Speechless

While I’ve been pointing out the weaknesses in our financial system and housing market for some time, I’m a little overwhelmed of late by all of the Federal Reserve’s surprise, emergency actions to keep the financial house of cards from falling down.

This weekend they orchestrated the purchase of Bear Stearns by JP Morgan Chase for the bargain basement price of $2 share. Last year, Bear Stearns was selling for over $150.

Tomorrow the Fed is set to lower interest rates again and I’m expecting a full percentage point, if not more. All these emergency moves by the Fed are certainly not doing anything to give people more confidence in the markets. I don’t know how many more surprises we can handle.

The Fed, in a bold action on Sunday, agreed for the first time to let big investment houses get emergency loans directly from the central bank. The new lending facility — similar to one that’s been available to commercial banks for years — started Monday and will continue for at least six months. It marked the broadest use of the Fed’s lending authority since the 1930s.

Also Sunday, the Fed approved a $30 billion credit line to engineer the takeover of Bear Stearns.

Senate Majority Leader Harry Reid, D-Nev., was critical. “The Federal Reserve’s latest actions appear to shift large risks to taxpayers, who may find themselves on the hook for billions in worthless securities.”

Countered Paulson: “Bear Stearns had a liquidity crisis, and so we felt it was very important that this be resolved as a way to minimize impact on our economy … This is the right outcome.”

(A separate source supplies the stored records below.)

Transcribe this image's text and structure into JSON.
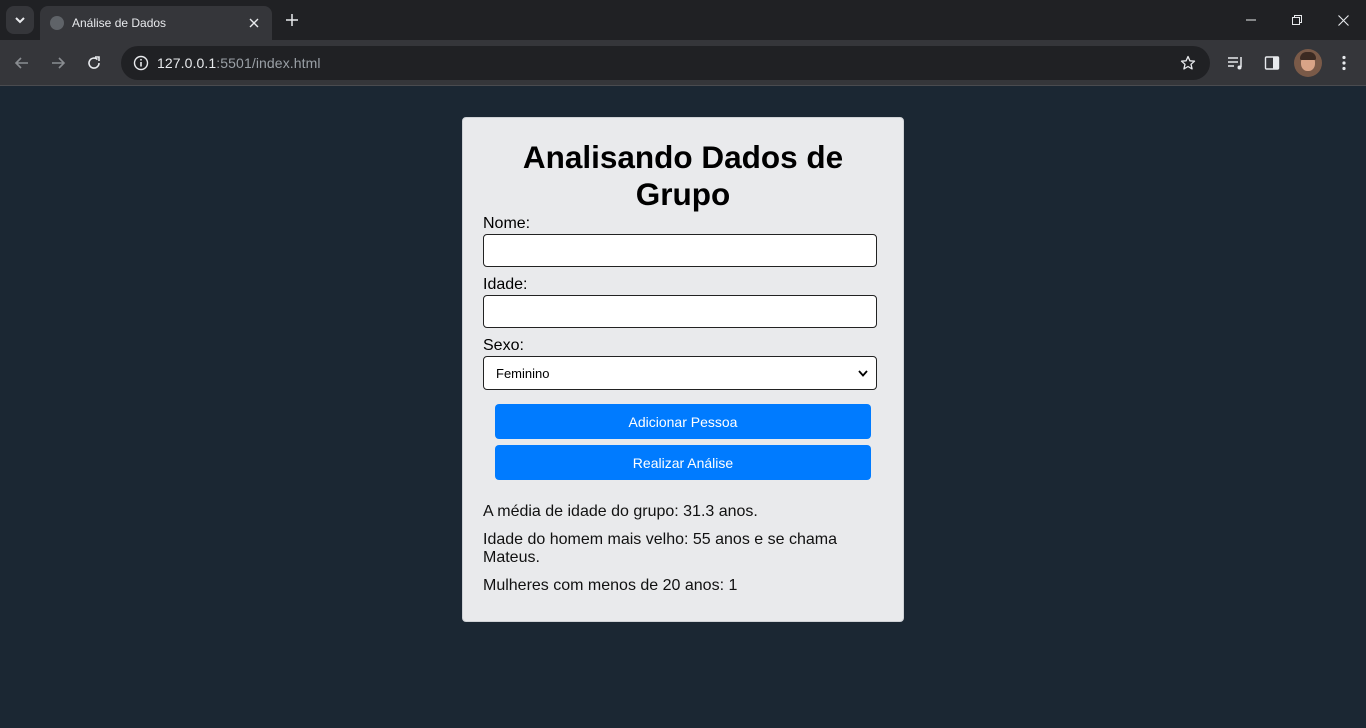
{
  "browser": {
    "tab_title": "Análise de Dados",
    "url_host": "127.0.0.1",
    "url_rest": ":5501/index.html"
  },
  "page": {
    "title": "Analisando Dados de Grupo",
    "form": {
      "name_label": "Nome:",
      "name_value": "",
      "age_label": "Idade:",
      "age_value": "",
      "sex_label": "Sexo:",
      "sex_selected": "Feminino"
    },
    "buttons": {
      "add": "Adicionar Pessoa",
      "analyze": "Realizar Análise"
    },
    "results": {
      "average_age": "A média de idade do grupo: 31.3 anos.",
      "oldest_man": "Idade do homem mais velho: 55 anos e se chama Mateus.",
      "women_under_20": "Mulheres com menos de 20 anos: 1"
    }
  },
  "colors": {
    "page_background": "#1b2733",
    "card_background": "#e9eaec",
    "button_primary": "#007bff"
  }
}
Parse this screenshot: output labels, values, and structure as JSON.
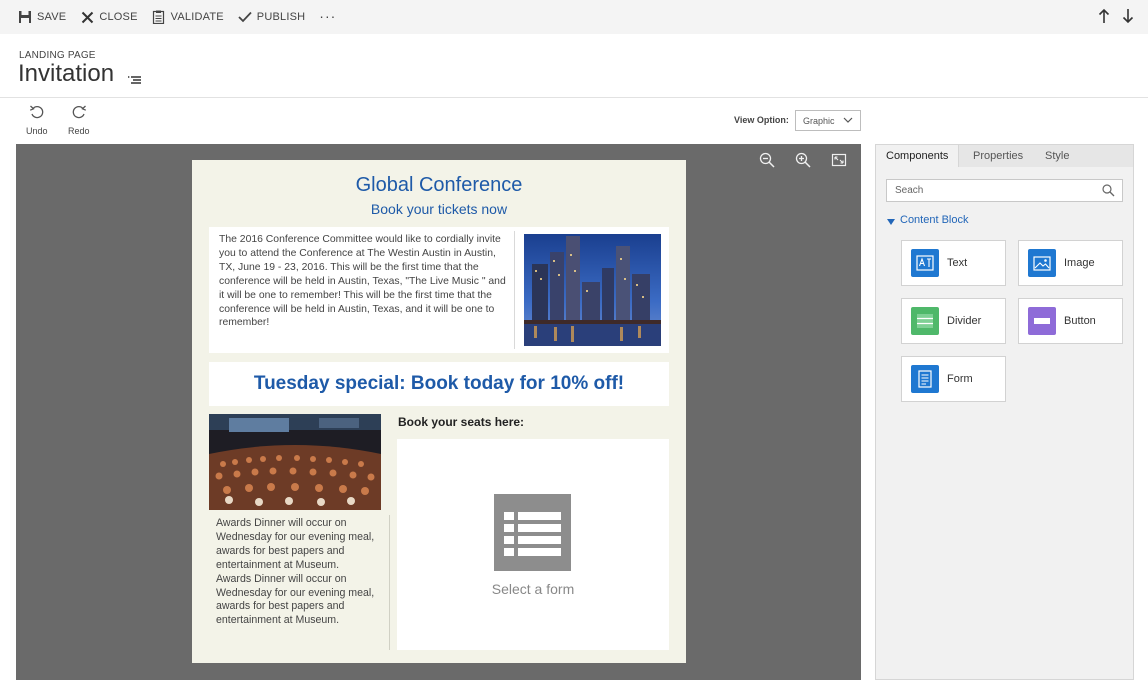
{
  "toolbar": {
    "save": "SAVE",
    "close": "CLOSE",
    "validate": "VALIDATE",
    "publish": "PUBLISH",
    "more": "···"
  },
  "header": {
    "entity_type": "LANDING PAGE",
    "title": "Invitation"
  },
  "history": {
    "undo": "Undo",
    "redo": "Redo"
  },
  "view_option": {
    "label": "View Option:",
    "value": "Graphic"
  },
  "email": {
    "title": "Global Conference",
    "subtitle": "Book your tickets now",
    "intro": "The 2016 Conference Committee would like to cordially invite you to attend the Conference at The Westin Austin in Austin, TX, June 19 - 23, 2016. This will be the first time that the conference will be held in Austin, Texas, \"The Live Music \" and it will be one to remember! This will be the first time that the conference will be held in Austin, Texas, and it will be one to remember!",
    "special": "Tuesday special: Book today for 10% off!",
    "awards": "Awards Dinner will occur on Wednesday for our evening meal, awards for best papers and entertainment at Museum. Awards Dinner will occur on Wednesday for our evening meal, awards for best papers and entertainment at Museum.",
    "book_seats": "Book  your seats here:",
    "form_placeholder": "Select a form"
  },
  "panel": {
    "tabs": [
      "Components",
      "Properties",
      "Style"
    ],
    "active_tab": "Components",
    "search_placeholder": "Seach",
    "section": "Content Block",
    "components": [
      {
        "label": "Text",
        "icon": "text-icon",
        "color": "#1f78d1"
      },
      {
        "label": "Image",
        "icon": "image-icon",
        "color": "#1f78d1"
      },
      {
        "label": "Divider",
        "icon": "divider-icon",
        "color": "#4fb86a"
      },
      {
        "label": "Button",
        "icon": "button-icon",
        "color": "#8e6bd8"
      },
      {
        "label": "Form",
        "icon": "form-icon",
        "color": "#1f78d1"
      }
    ]
  },
  "colors": {
    "accent": "#1e5aa8",
    "canvas": "#6a6a6a",
    "email_bg": "#f3f3e8"
  }
}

I have pointed out before that the job of the Fed is to protect the banks even at the expense of the taxpayers. In taking on all the securities of questionable value, they are taking the risk out of making bad loans and putting it on the taxpayers. But if they don’t, some of the huge financial institutions will collapse taking many sound, honest businesses with them. It seems no matter what they do, we’re going to pay.